The Red Lines Page

June 8, 2023

Heads-up

Filed under: Grumbling,press,Technology,usability — Peter A @ 5:36 pm
Tags: ,

The Apple Vision Pro announcement intrigues me. When you look at the launch video, it looks excitingly like all those heads-up display things we’ve been seeing in the new Star Trek series.

But then you realise that you’re watching those Star Trek shows while looking at a flat screen telly with someone sitting next to you on the sofa watching the same telly. And the Star Trek displays manifest in the room without other viewing technology. Whereas the Vision Pro wraps your head in a just-for-you headset display.

And it’s eyewateringly expensive. Though this Mashable article is an interesting bit of speculation about entry-level price points.

For all the chat about it, I’ve yet to see compelling examples of use cases for this new tech. The examples are about step changes in user interactions with existing interactions or activities: “operate all these familiar apps, but with your eyes!” and “read web pages and play your existing videos and games on a huge screen of any size!”

Most strangely of all, the Apple video celebrates what appears to be a dad taking 3D images of his playing children while he has his head in the device, thus experiencing the moment at not-quite-first-hand. It’s even worse than being totally absorbed, hidden behind your iPhone screen as you take landscape photos; lift your head up and you could instead enjoy the beauty of the scene with your own eyes. Or, in this case, look at your kids with your own eyes.

The advertising and press hype seems to be about the number of patents and the cleverness of the hardware, rather than examples of how it transforms or replaces things in everyday life or business or introduces completely new things. But perhaps I’m reading the wrong articles.
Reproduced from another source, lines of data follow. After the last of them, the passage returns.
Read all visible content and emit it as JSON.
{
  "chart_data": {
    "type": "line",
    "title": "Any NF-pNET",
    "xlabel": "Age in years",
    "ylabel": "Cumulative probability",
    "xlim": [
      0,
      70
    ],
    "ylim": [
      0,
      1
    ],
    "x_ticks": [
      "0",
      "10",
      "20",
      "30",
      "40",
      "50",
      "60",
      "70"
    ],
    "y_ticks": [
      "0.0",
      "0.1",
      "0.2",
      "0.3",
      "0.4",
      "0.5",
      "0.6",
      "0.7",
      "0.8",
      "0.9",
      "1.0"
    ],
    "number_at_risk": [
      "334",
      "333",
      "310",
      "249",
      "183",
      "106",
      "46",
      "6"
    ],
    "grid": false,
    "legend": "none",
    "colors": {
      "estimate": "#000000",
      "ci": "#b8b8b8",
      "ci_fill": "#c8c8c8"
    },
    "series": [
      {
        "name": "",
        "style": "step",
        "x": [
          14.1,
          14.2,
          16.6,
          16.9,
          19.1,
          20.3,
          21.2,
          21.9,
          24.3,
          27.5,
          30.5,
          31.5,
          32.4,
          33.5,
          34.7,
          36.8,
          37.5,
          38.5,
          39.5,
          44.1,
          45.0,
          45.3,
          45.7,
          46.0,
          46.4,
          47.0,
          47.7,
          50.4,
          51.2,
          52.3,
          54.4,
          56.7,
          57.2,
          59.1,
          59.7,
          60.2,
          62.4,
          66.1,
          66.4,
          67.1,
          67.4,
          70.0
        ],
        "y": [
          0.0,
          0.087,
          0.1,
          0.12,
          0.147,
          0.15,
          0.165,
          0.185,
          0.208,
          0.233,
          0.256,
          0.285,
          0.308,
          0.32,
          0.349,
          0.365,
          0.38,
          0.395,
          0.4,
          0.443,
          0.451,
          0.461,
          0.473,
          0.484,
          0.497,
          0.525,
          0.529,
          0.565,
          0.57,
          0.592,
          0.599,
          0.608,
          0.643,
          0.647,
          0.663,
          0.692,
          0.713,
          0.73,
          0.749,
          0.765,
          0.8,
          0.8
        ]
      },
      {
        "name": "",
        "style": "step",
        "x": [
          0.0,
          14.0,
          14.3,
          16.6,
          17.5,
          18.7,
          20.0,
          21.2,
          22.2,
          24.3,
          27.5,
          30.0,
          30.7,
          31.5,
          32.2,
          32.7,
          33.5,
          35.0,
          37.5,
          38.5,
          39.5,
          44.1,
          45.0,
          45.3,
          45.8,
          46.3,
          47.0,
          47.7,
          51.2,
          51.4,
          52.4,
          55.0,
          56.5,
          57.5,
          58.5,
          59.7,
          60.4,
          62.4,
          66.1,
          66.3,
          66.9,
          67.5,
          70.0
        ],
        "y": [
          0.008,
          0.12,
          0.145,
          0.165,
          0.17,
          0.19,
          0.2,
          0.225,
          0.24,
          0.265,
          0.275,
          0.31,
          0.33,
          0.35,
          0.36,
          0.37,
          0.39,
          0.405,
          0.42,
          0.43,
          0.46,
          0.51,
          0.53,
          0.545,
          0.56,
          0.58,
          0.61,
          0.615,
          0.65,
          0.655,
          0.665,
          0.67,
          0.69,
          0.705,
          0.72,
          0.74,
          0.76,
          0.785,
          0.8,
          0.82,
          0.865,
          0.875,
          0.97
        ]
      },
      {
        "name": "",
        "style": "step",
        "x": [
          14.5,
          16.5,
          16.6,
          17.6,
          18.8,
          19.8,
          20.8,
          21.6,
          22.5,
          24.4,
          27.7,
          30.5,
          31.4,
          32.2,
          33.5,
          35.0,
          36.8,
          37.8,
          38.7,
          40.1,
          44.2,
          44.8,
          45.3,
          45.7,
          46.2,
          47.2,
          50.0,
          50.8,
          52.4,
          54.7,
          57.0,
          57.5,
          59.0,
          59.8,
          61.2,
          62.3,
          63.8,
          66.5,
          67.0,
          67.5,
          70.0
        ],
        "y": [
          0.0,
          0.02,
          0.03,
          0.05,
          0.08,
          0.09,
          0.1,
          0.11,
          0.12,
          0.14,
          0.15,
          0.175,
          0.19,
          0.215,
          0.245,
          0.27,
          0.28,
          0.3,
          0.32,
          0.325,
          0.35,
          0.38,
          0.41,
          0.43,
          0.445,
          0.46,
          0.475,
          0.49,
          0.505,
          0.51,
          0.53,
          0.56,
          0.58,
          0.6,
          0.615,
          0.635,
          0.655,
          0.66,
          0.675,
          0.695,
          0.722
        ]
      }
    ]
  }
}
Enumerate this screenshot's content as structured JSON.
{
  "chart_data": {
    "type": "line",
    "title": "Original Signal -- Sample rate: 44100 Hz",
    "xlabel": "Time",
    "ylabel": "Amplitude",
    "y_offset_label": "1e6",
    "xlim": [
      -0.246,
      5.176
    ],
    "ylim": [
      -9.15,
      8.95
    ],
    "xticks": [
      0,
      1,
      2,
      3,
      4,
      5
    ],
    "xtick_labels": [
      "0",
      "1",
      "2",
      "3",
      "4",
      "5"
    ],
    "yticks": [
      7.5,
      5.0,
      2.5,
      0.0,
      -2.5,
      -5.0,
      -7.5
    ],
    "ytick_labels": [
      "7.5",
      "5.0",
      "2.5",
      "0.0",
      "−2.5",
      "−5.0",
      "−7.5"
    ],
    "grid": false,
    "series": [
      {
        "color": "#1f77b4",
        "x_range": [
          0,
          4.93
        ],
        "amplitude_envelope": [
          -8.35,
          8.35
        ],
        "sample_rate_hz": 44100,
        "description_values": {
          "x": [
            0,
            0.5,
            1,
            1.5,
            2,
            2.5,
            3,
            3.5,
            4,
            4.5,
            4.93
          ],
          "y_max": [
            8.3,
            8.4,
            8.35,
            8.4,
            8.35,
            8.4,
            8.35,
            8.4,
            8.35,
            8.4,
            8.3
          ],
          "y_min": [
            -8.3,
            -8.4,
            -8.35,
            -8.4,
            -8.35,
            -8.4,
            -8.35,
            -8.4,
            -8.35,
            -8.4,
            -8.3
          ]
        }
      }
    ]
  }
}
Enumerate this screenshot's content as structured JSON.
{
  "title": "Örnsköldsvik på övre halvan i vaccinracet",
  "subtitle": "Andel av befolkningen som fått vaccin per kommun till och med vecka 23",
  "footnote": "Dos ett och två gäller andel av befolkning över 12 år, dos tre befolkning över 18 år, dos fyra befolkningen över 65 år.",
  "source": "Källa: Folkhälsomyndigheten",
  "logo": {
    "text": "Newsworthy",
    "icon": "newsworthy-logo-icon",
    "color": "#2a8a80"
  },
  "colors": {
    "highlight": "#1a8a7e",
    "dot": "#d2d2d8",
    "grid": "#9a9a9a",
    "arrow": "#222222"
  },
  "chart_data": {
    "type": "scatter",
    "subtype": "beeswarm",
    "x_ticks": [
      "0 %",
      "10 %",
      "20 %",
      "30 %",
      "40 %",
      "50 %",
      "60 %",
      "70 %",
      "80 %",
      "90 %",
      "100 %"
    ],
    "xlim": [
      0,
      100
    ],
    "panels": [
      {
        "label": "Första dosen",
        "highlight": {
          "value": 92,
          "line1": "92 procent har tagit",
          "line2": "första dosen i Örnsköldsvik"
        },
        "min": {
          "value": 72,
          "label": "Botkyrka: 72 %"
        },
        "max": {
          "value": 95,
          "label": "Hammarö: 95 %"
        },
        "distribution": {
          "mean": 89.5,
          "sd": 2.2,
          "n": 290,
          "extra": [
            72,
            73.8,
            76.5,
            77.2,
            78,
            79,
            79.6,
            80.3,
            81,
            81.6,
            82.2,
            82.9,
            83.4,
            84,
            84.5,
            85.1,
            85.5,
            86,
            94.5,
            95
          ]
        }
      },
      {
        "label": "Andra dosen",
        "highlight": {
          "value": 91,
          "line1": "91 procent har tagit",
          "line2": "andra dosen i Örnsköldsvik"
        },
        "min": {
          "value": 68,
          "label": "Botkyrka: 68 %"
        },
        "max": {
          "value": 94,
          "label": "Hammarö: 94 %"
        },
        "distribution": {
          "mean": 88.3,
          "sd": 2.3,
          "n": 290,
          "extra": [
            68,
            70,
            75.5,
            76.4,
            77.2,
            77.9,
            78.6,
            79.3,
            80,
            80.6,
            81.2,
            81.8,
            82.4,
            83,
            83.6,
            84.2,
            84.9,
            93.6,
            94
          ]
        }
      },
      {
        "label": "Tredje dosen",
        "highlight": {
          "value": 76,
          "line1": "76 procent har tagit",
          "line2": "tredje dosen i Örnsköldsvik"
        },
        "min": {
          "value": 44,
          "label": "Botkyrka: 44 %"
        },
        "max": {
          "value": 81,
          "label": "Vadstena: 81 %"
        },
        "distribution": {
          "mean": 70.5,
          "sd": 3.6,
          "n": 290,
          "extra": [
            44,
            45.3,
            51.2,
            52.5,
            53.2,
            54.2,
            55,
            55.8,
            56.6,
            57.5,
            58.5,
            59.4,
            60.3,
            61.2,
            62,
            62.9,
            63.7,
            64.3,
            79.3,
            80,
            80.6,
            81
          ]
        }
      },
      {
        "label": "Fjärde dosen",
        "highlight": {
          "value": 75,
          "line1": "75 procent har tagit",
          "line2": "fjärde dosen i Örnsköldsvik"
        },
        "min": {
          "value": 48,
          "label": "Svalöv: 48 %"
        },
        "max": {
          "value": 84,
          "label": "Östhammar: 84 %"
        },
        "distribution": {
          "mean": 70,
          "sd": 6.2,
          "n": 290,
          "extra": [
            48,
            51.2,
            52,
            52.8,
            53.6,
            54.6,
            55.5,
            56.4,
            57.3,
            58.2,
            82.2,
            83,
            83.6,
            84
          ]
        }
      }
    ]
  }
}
Most of all, though, this “new era of spacial computing” reverts to the individual experience, rather than the shared or collaborative one. This “profound new way to be together” advocates telepresence at the expense of literal presence.

Because you are enclosed and immersed in the device, it has to play back to you a version of the world beyond, via its cameras. And it also has to play back a version of you to others beyond it, whether it’s your eyes displayed to someone in the same room as you, or an uncanny valley avatar of you to the people with whom you’re on a Facetime call. The ingenuity of creating a scanned replica of you springs specifically from a new inhibitor that the device itself introduces, which is that your head is encased and obscured by the device.

I look forward to seeing a rather more compelling use case for it. Making it available to a development ecosystem, and priming the channel with access to existing apps, may mean that the “killer app” or use case will appear, and someone will make it so. For the moment, it looks to me like my Star Trek world will have to wait a bit longer before I decide to engage.